10% Fees

1/13/2026

10% Fees

What It Means

The White House announced on January 10, 2026 that he is calling for a one-year cap on credit card interest rates at 10%, effective January 20, 2026 (the anniversary of his second inauguration). While often described as a "credit card fee cap," this proposal actually targets the interest rates (APRs) that card issuers can charge borrowers, not the interchange fees that merchants pay on transactions.

A 10% Interest Rate Cap, Not a Merchant Fee Reduction

Under the proposal, credit card interest rates would be capped at 10% APR for one year—distinct from interchange fees (the "swipe fees" merchants pay, typically 1.5%–3% of transaction value). As of January 2026, average credit card interest rates stand at approximately 19.7% to 23.8% depending on the source, with rates for subprime borrowers and store cards often reaching 28-36%. A 10% cap would represent more than a 50% reduction from current average rates. The policy would require congressional legislation or regulatory action, as the president does not have unilateral authority to impose such a cap, though US President Donald Trump stated companies would be "in violation of the law" if they don't comply by his deadline.

Winners, Losers, and Business Model Shifts

  • For Consumers: The cap could save Americans approximately $100 billion annually according to research from Vanderbilt University's Policy Accelerator, with cardholders carrying the average $7,000 balance potentially saving over $2,300 in interest charges over the payoff period.
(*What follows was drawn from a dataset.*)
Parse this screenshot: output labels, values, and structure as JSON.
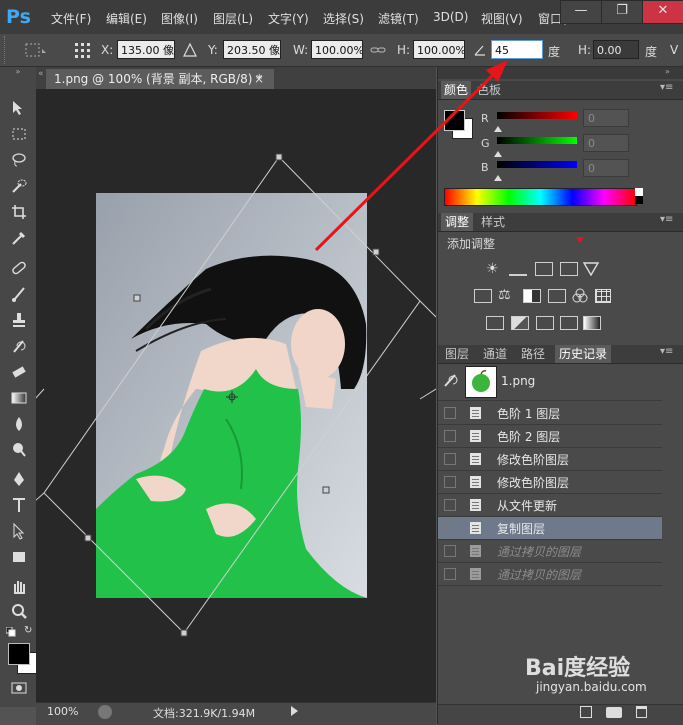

However, issuers are expected to respond by tightening lending standards for borrowers with credit scores below 600, reducing or eliminating rewards programs, and potentially charging higher annual fees to offset lost revenue. 
     
  • For Banks: Credit card interest income represents a substantial portion of consumer banking revenue, and analysts project the cap would reduce earnings by 20-40% for card-heavy portfolios, forcing banks to adapt through increased emphasis on transaction fees, cost optimization, or exiting certain customer segments—with regional banks facing particularly acute pressure. 
     
  • For Merchants: Minimal direct impact since the proposal targets consumer interest rates rather than merchant interchange fees.

Consumer Protection vs. Market Function

Supporters argue that current rates—which have climbed from 15% pre-pandemic to 20-24% today—impose unsustainable burdens on the 60% of cardholders carrying balances, with Americans assessed $160 billion in interest charges in 2024 alone, and they point to successful rate caps in France and Germany as evidence that consumer protection and functional credit markets can coexist. 

Critics respond that rate caps would force lenders to stop serving higher-risk borrowers who cannot be profitably served at 10%, potentially pushing consumers toward less-regulated alternatives like payday loans, and they cite Arkansas's 17% cap as evidence that strict limits may cut off lower-income individuals from credit markets while arguing that market competition provides the most effective path to affordable credit.

Balancing Consumer Relief with Market Access

A 10% cap would provide substantial financial relief to the 175 million Americans with credit cards while requiring banks to fundamentally restructure their business models. The policy presents a tradeoff between affordability for current cardholders and credit availability for higher-risk borrowers, particularly those with credit scores below 600. With significant uncertainty around enforcement mechanisms and whether 10% represents a negotiating position, the key question is whether this becomes workable legislation or serves primarily as political pressure to encourage industry compromise.